O’Connor told editors of the Columbus Dispatch for a story published June 4 that she didn’t think the status of Ohio’s funding formula had changed since the court last ruled it unconstitutional in 2002.

Beginning in 1997, the court issued four decisions in the case, holding that the state’s funding formula was overly reliant on property taxes that generate unequal revenue between rich and poor districts.

“I don’t think it’s changed,” O’Connor said of legislators’ response to the DeRolph decision. “I’m waiting like everyone else to see what the legislature and the governor is going to do with it.”

O’Connor said in a statement Friday that what she said has been misunderstood.

“I was not commenting on a pending case because there is no pending case,” she said. “I was not indicating how I would rule if there were a case.” She said if a new case should come before the court dealing with Ohio’s school-funding formula, she would participate.
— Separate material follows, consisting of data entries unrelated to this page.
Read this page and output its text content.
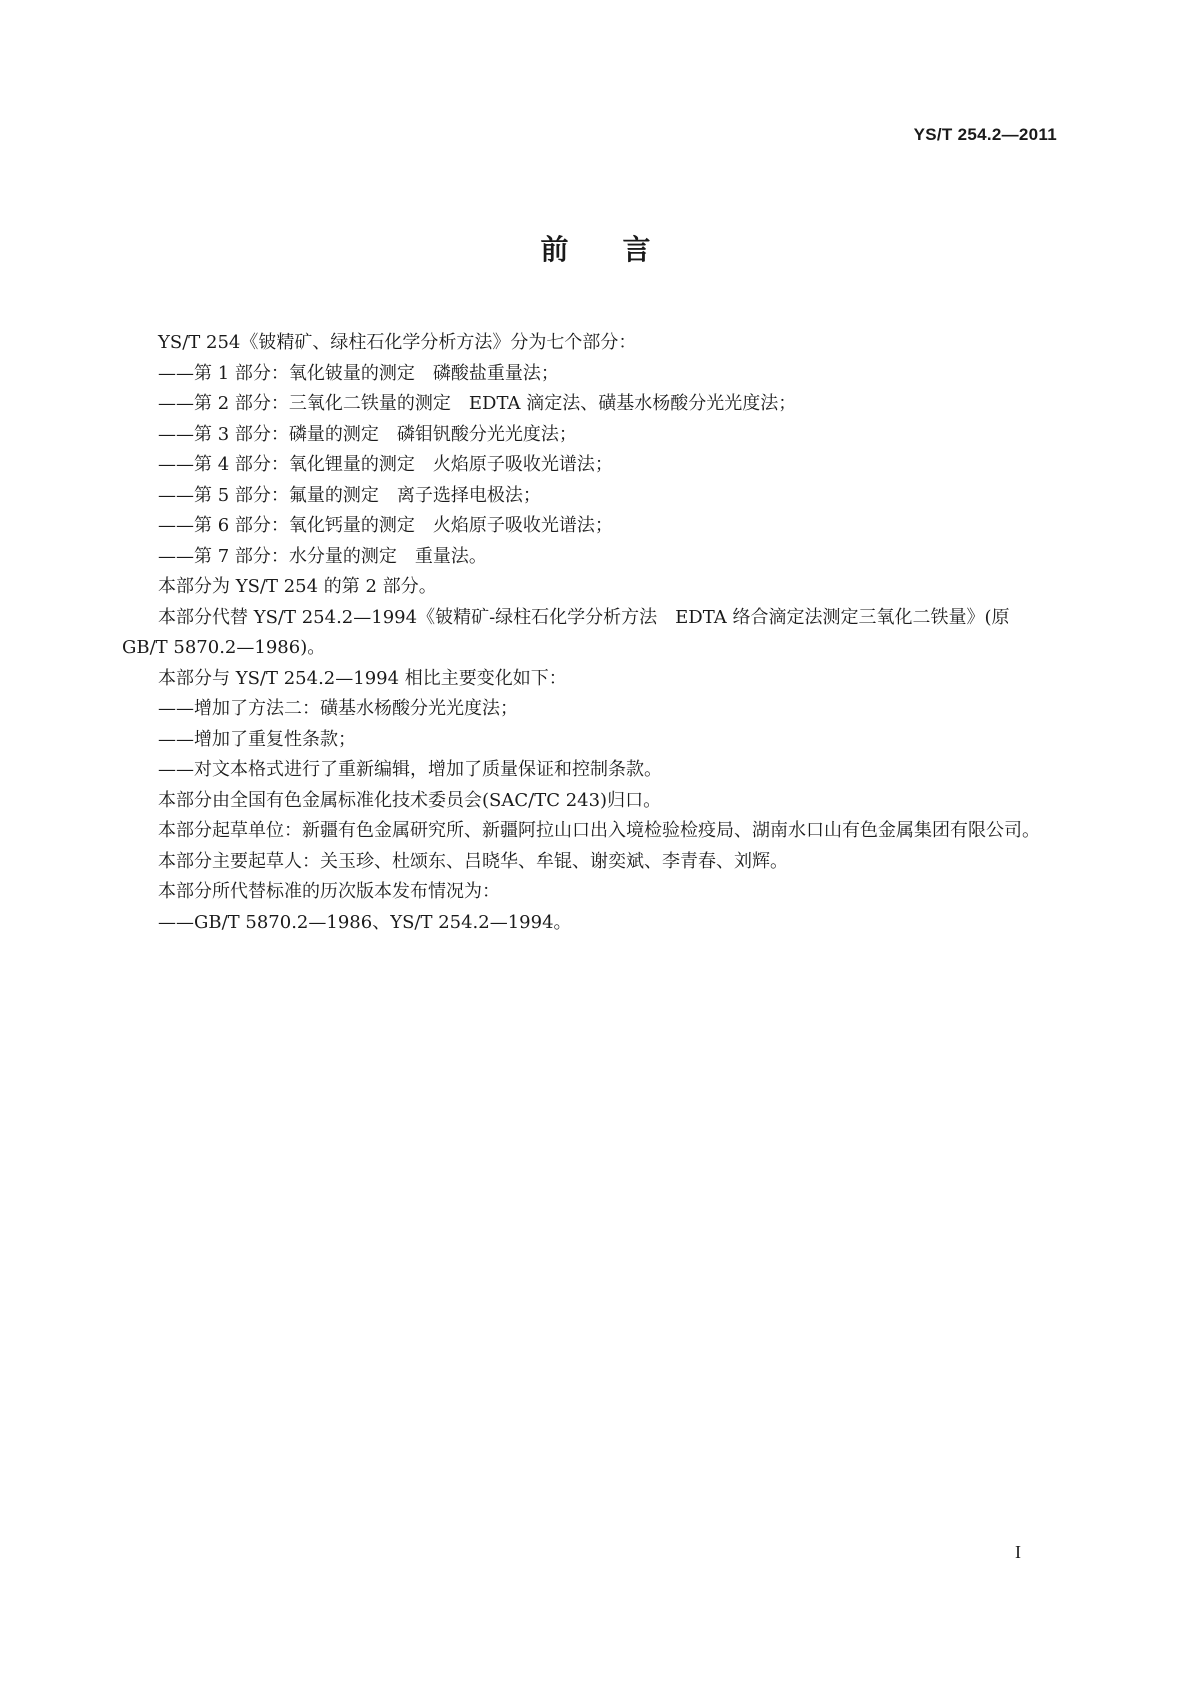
YS/T 254.2—2011
前言

YS/T 254《铍精矿、绿柱石化学分析方法》分为七个部分：

——第 1 部分：氧化铍量的测定　磷酸盐重量法；

——第 2 部分：三氧化二铁量的测定　EDTA 滴定法、磺基水杨酸分光光度法；

——第 3 部分：磷量的测定　磷钼钒酸分光光度法；

——第 4 部分：氧化锂量的测定　火焰原子吸收光谱法；

——第 5 部分：氟量的测定　离子选择电极法；

——第 6 部分：氧化钙量的测定　火焰原子吸收光谱法；

——第 7 部分：水分量的测定　重量法。

本部分为 YS/T 254 的第 2 部分。

本部分代替 YS/T 254.2—1994《铍精矿-绿柱石化学分析方法　EDTA 络合滴定法测定三氧化二铁量》(原 GB/T 5870.2—1986)。

本部分与 YS/T 254.2—1994 相比主要变化如下：

——增加了方法二：磺基水杨酸分光光度法；

——增加了重复性条款；

——对文本格式进行了重新编辑，增加了质量保证和控制条款。

本部分由全国有色金属标准化技术委员会(SAC/TC 243)归口。

本部分起草单位：新疆有色金属研究所、新疆阿拉山口出入境检验检疫局、湖南水口山有色金属集团有限公司。

本部分主要起草人：关玉珍、杜颂东、吕晓华、牟锟、谢奕斌、李青春、刘辉。

本部分所代替标准的历次版本发布情况为：

——GB/T 5870.2—1986、YS/T 254.2—1994。

I
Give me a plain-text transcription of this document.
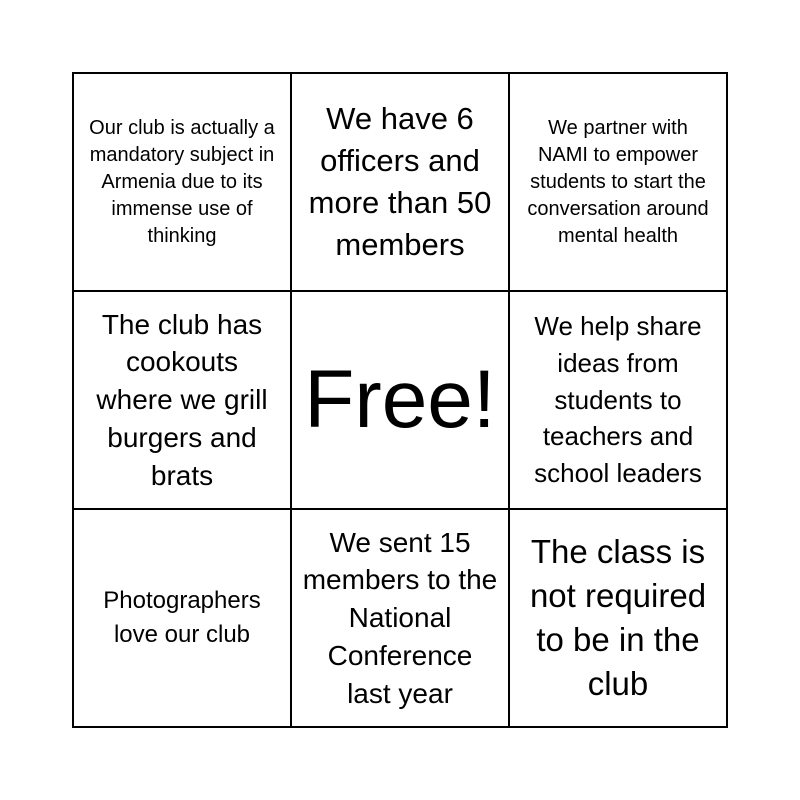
Our club is actually a mandatory subject in Armenia due to its immense use of thinking
We have 6 officers and more than 50 members
We partner with NAMI to empower students to start the conversation around mental health
The club has cookouts where we grill burgers and brats
Free!
We help share ideas from students to teachers and school leaders
Photographers love our club
We sent 15 members to the National Conference last year
The class is not required to be in the club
“I have made no statements that would require me to recuse myself,” she said.

Batchelder, a former judge, said Friday that his reading of the 2002 DeRolph decision was different: “In the end, the Supreme Court said that what was being done was adequate. Read the opinion; see what they said.” O’Connor didn’t join the court until after the final DeRolph decision.

William Phillis, whose Ohio Coalition for Equity and Adequacy in School Funding brought the suit, said the court was clear that constitutional questions had not been resolved and said the judges wrote that the system needed to be overhauled.

“The speaker must be thinking of some other case,” Phillis said.

All activity in the case ended in 2003, so O’Connor has no current suit to recuse herself from, Phillis said.

“So it seems to me the chief justice of the Supreme Court can talk about Medicare or can talk about school funding. There’s no case pending,” he said. “I don’t understand the Speaker’s statement whatsoever.”

On Thursday, the Legislature passed a two-year state budget bill that makes revisions to how state aid to schools is calculated — and increases the amount districts will get per pupil.

Faber has said he believes changes outlined in the budget have made the system constitutional. Phillis said spending more doesn’t address the underlying equity issues.